The title of this episode isn't clickbait. Peter's view: Americans have already traded privacy for convenience, the country has no unified privacy law to defend what remains, and the AI race is accelerating the erosion at an exponential pace. This is the foundational episode for understanding the threat landscape before building anything on top of an LLM.
The Most Common AI Mistakes Founders Make
Algorithmic bias is the first and most underappreciated failure mode. When a model is trained on a subset of data that doesn't represent the full demographic it will serve, the outputs carry embedded discrimination - often invisible until the consequences surface. Most companies don't audit for this before deploying.

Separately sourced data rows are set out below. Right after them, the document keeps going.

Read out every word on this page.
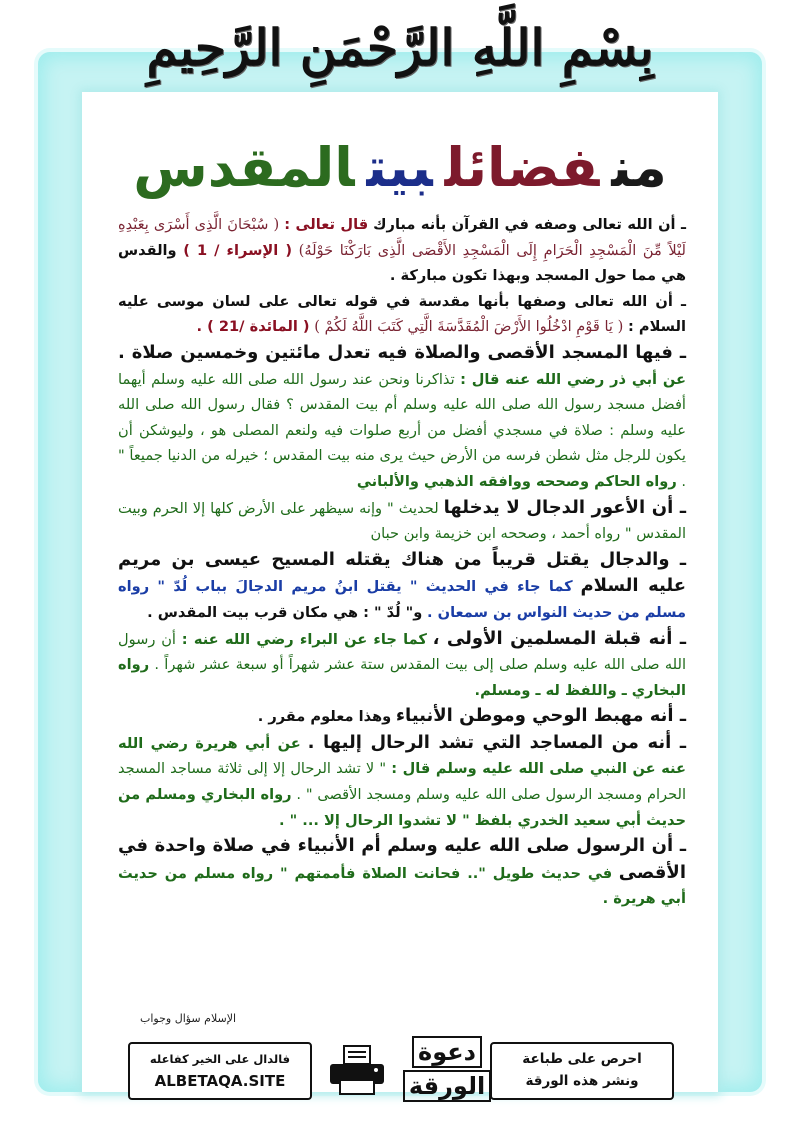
بِسْمِ اللَّهِ الرَّحْمَنِ الرَّحِيمِ
منفضائلبيتالمقدس

ـ أن الله تعالى وصفه في القرآن بأنه مبارك قال تعالى : ( سُبْحَانَ الَّذِى أَسْرَى بِعَبْدِهِ لَيْلاً مِّنَ الْمَسْجِدِ الْحَرَامِ إِلَى الْمَسْجِدِ الأَقْصَى الَّذِى بَارَكْنَا حَوْلَهُ) ( الإسراء / 1 ) والقدس هي مما حول المسجد وبهذا تكون مباركة .

ـ أن الله تعالى وصفها بأنها مقدسة في قوله تعالى على لسان موسى عليه السلام : ( يَا قَوْمِ ادْخُلُوا الأَرْضَ الْمُقَدَّسَةَ الَّتِي كَتَبَ اللَّهُ لَكُمْ ) ( المائدة /21 ) .

ـ فيها المسجد الأقصى والصلاة فيه تعدل مائتين وخمسين صلاة . عن أبي ذر رضي الله عنه قال : تذاكرنا ونحن عند رسول الله صلى الله عليه وسلم أيهما أفضل مسجد رسول الله صلى الله عليه وسلم أم بيت المقدس ؟ فقال رسول الله صلى الله عليه وسلم : صلاة في مسجدي أفضل من أربع صلوات فيه ولنعم المصلى هو ، وليوشكن أن يكون للرجل مثل شطن فرسه من الأرض حيث يرى منه بيت المقدس ؛ خيرله من الدنيا جميعاً " . رواه الحاكم وصححه ووافقه الذهبي والألباني

ـ أن الأعور الدجال لا يدخلها لحديث " وإنه سيظهر على الأرض كلها إلا الحرم وبيت المقدس " رواه أحمد ، وصححه ابن خزيمة وابن حبان

ـ والدجال يقتل قريباً من هناك يقتله المسيح عيسى بن مريم عليه السلام كما جاء في الحديث " يقتل ابنُ مريم الدجالَ بباب لُدّ " رواه مسلم من حديث النواس بن سمعان . و" لُدّ " : هي مكان قرب بيت المقدس .

ـ أنه قبلة المسلمين الأولى ، كما جاء عن البراء رضي الله عنه : أن رسول الله صلى الله عليه وسلم صلى إلى بيت المقدس ستة عشر شهراً أو سبعة عشر شهراً . رواه البخاري ـ واللفظ له ـ ومسلم.

ـ أنه مهبط الوحي وموطن الأنبياء وهذا معلوم مقرر .

ـ أنه من المساجد التي تشد الرحال إليها . عن أبي هريرة رضي الله عنه عن النبي صلى الله عليه وسلم قال : " لا تشد الرحال إلا إلى ثلاثة مساجد المسجد الحرام ومسجد الرسول صلى الله عليه وسلم ومسجد الأقصى " . رواه البخاري ومسلم من حديث أبي سعيد الخدري بلفظ " لا تشدوا الرحال إلا ... " .

ـ أن الرسول صلى الله عليه وسلم أم الأنبياء في صلاة واحدة في الأقصى في حديث طويل ".. فحانت الصلاة فأممتهم " رواه مسلم من حديث أبي هريرة .

الإسلام سؤال وجواب
احرص على طباعة
ونشر هذه الورقة
دعوة
الورقة
فالدال على الخير كفاعله
ALBETAQA.SITE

Data breaches are the second. If an AI system lacks proper access controls, it can inadvertently expose sensitive information or allow data to be exfiltrated from the model. This risk compounds with RAG-based architectures (retrieval-augmented generation), where the model pulls from external databases and APIs at query time. If those APIs aren't protected, every retrieval is a potential leak path.
Privacy surveillance is the third - the gradual accumulation of sensitive user data by model providers who train on what users submit. Once data enters a model's training pipeline, control is effectively relinquished. The data can surface in future model outputs, be used to train successors, or be exposed in a breach. PII (personally identifiable information) and PHI (personal health information) are especially high-risk.
How Much Do You Actually Trust the Major AI Providers?
Peter's answer: only a little. OpenAI, Anthropic, Google, and others assert that user data is protected and not used to train models by default. Peter trusts these claims lightly - and points to the existence of the entire AI security industry as evidence that the providers' own guardrails are insufficient. If the model providers had solved inference security, red-teaming services wouldn't be growing.
His practical guidance: treat the major LLM chat interfaces as appropriate for writing, brainstorming, content outlines, and non-sensitive analysis. Treat them as inappropriate for anything containing PII, PHI, financial data, credentials, or proprietary business logic. If you need to use sensitive data, run a locally deployed or properly enclaved model where you control the infrastructure.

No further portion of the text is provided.